Stopping the obesity epidemic with cost-effective interventions
The Childhood Obesity Intervention Cost-Effectiveness Study (CHOICES) is working to help reverse the US obesity epidemic by identifying the most cost-effective childhood obesity interventions.
Adults and children in the US consume more calories from foods and beverages than they are expending. Over the past few decades, this trend has created an obesity epidemic.
Identifying what works to prevent childhood obesity has become a priority for public health researchers, policymakers, and the general public.
Little attention has been paid, however, to identifying solutions that not only work, but that deliver the best results for the dollars invested in them. Some interventions can even produce cost savings. Identifying these cost-effective interventions is the goal of the CHOICES project.
CHOICES is a collaboration between the Harvard School of Public Health, Columbia University and research partners at Deakin and Queensland University in Australia. Over a three-year period, the CHOICES Research Team will assess the comparative-effectiveness and cost-effectiveness of approximately 40 interventions aimed at reducing childhood obesity, including policy changes and interventions that have been identified as being effective, promising or prevalent.
In order to develop a cost-effectiveness model for obesity prevention in the United States, the Harvard Prevention Research Team will generate cost-effectiveness estimates for 40 of the most relevant childhood obesity prevention interventions, many of which are in wide-spread use, but have never been fully evaluated to determine their comparative-effectiveness and cost-effectiveness.

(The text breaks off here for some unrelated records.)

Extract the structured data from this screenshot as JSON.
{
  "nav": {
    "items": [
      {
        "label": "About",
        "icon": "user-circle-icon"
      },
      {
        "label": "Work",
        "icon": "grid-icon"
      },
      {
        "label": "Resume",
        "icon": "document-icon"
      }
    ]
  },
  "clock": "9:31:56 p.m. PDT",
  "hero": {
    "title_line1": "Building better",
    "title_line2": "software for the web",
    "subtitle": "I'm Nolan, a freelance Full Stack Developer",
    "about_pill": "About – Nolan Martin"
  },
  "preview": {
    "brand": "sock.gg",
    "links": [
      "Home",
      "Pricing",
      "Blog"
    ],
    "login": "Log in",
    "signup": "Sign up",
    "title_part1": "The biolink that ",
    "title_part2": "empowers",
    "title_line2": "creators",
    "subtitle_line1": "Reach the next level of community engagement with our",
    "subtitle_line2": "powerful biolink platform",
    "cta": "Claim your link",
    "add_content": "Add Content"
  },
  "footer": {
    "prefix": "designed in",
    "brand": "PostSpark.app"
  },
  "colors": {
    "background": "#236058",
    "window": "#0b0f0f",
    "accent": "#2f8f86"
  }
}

The cost-effectiveness analyses will be conducted in two sequential phases, allowing for the opportunity to add new interventions to those being evaluated after the first year. The analyses will be completed for each of the 40 selected interventions, using comparable methods for assessing costs, effectiveness, and both short- and longer-term measures of cost-effectiveness. The third year of the project will be reserved for dissemination of findings generated from the assessments to decision makers, researchers and practitioners.
Interventions to be evaluated may include policy-based, family-oriented and community-based approaches, as well as innovative uses of media and health communication methods and more traditional school curriculum- and community-based programs. The range of interventions to be studied will include those that:
- have sufficient research evidence available to analyze,
- have the potential to reduce obesity in kids,
- are most widely implemented and/or familiar to policy makers and program leadership,
- applicable to a range of ages, from early childhood to adolescents, and
- have the potential for broad implementation, i.e., can be applied to local, community, state and national levels.
Several implementation considerations will also be reviewed, including impact on equity of sensitive populations, feasibility of implementation, sustainability of impact and overall population reach.
Engagement of experts in childhood obesity prevention is integral to the success of the project as they will help to:
- lay the groundwork for the research,
- ensure that the focus of the research is of use to the field of obesity prevention research
- identify and prioritize strategies with the highest impact on obesity, and
- advise dissemination efforts in academic journals and conferences as well as through an interactive CHOICES website.
The Harvard School of Public Health Prevention Research Center is a member of the Prevention Research Centers Program, supported by the Centers for Disease Control and Prevention cooperative agreement number 1-U48-DP-001946.